Our son is now 18 and has been riding as long as the other kids and loves it. He bridles, saddles, catches, turns loose, walks, trots, gallops, goofs around playing tag, trail rides, helps gather cattle and rides out by himself. We are lucky and blessed that he has taught us more on “his journey” than he has taught himself.
Q: Is there any sibling rivalry when it comes to riding/horse abilities?
A: Awe sibling rivalry’s – ALWAYS! Who can be tacked up first; can you ride with just a halter; look at me – I’m a trick rider, who wants to pasture race; I’m riding the black mare today; first one to put a heel loop on that calf…; I will carry the doctoring bag; etc. They are always challenging each other to new levels – it’s great! It helps them become more confident riders.
It looks like this Schumann duo won the “who can drag a calf first” contest.
Q: How do you think raising your children around and on horses has helped them develop? What life lessons have they learned from spending time in the saddle?

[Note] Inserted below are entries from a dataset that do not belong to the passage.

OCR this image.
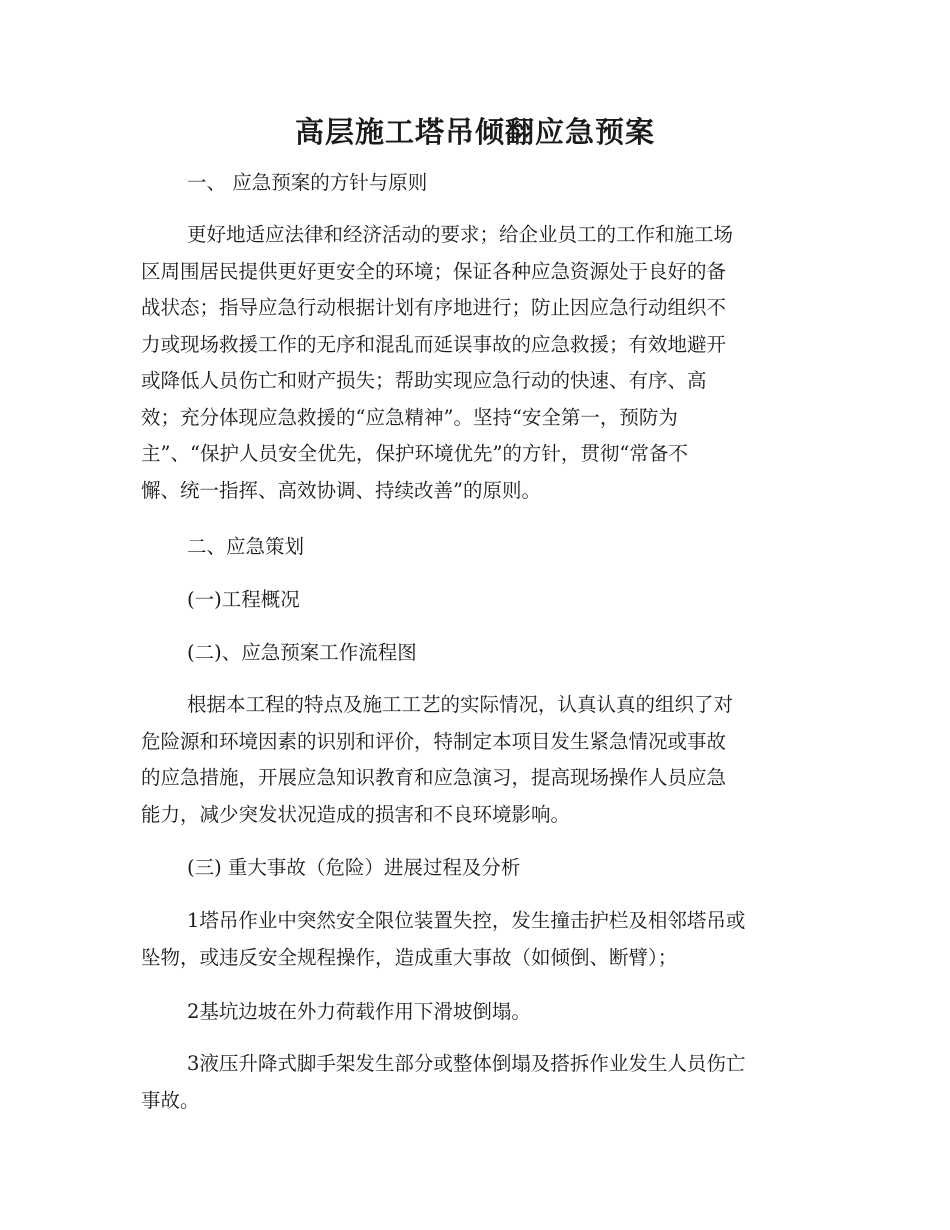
高层施工塔吊倾翻应急预案

一、 应急预案的方针与原则

更好地适应法律和经济活动的要求；给企业员工的工作和施工场
区周围居民提供更好更安全的环境；保证各种应急资源处于良好的备
战状态；指导应急行动根据计划有序地进行；防止因应急行动组织不
力或现场救援工作的无序和混乱而延误事故的应急救援；有效地避开
或降低人员伤亡和财产损失；帮助实现应急行动的快速、有序、高
效；充分体现应急救援的“应急精神”。坚持“安全第一，预防为
主”、“保护人员安全优先，保护环境优先”的方针，贯彻“常备不
懈、统一指挥、高效协调、持续改善”的原则。

二、应急策划

(一)工程概况

(二)、应急预案工作流程图

根据本工程的特点及施工工艺的实际情况，认真认真的组织了对
危险源和环境因素的识别和评价，特制定本项目发生紧急情况或事故
的应急措施，开展应急知识教育和应急演习，提高现场操作人员应急
能力，减少突发状况造成的损害和不良环境影响。

(三) 重大事故（危险）进展过程及分析

1塔吊作业中突然安全限位装置失控，发生撞击护栏及相邻塔吊或
坠物，或违反安全规程操作，造成重大事故（如倾倒、断臂）；
2基坑边坡在外力荷载作用下滑坡倒塌。
3液压升降式脚手架发生部分或整体倒塌及搭拆作业发生人员伤亡
事故。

A: Raising kids around horses and ranch life has created this growth and formation right in front of us. Four kids in the saddle have become more responsible and aware of their surroundings. I was riding with my daughter the other day and a group of quail flew out of the native grass – immediately the horses ears pricked up – it had rained and the creek was running when we crossed it – the horses looked down to see what they were crossing, which made us look at the moving water – the horses nibbling at the big bluestem that is so abundant this year, makes us take notice of the grass and grazing patterns of the cattle more. These are just examples of simple things we take for granted that we notice because our horses do.
The time commitment and dedication they have put toward the horses shows them what it’s like to put another’s needs before their own. Getting their horse a drink, loosening a saddle, brushing them off, just knowing that these horses they are riding are amazing animals – these are all examples of developing responsibility and accountability as a rider and as a teammate.
The Schumann’s start them out young on the ranch. Jessye riding double with mom, Gina and Dylan riding double with big brother, Wyatt.
Special thanks to Gina for taking the time to answer questions and serve as this week’s #RaisingRIDErs spotlight.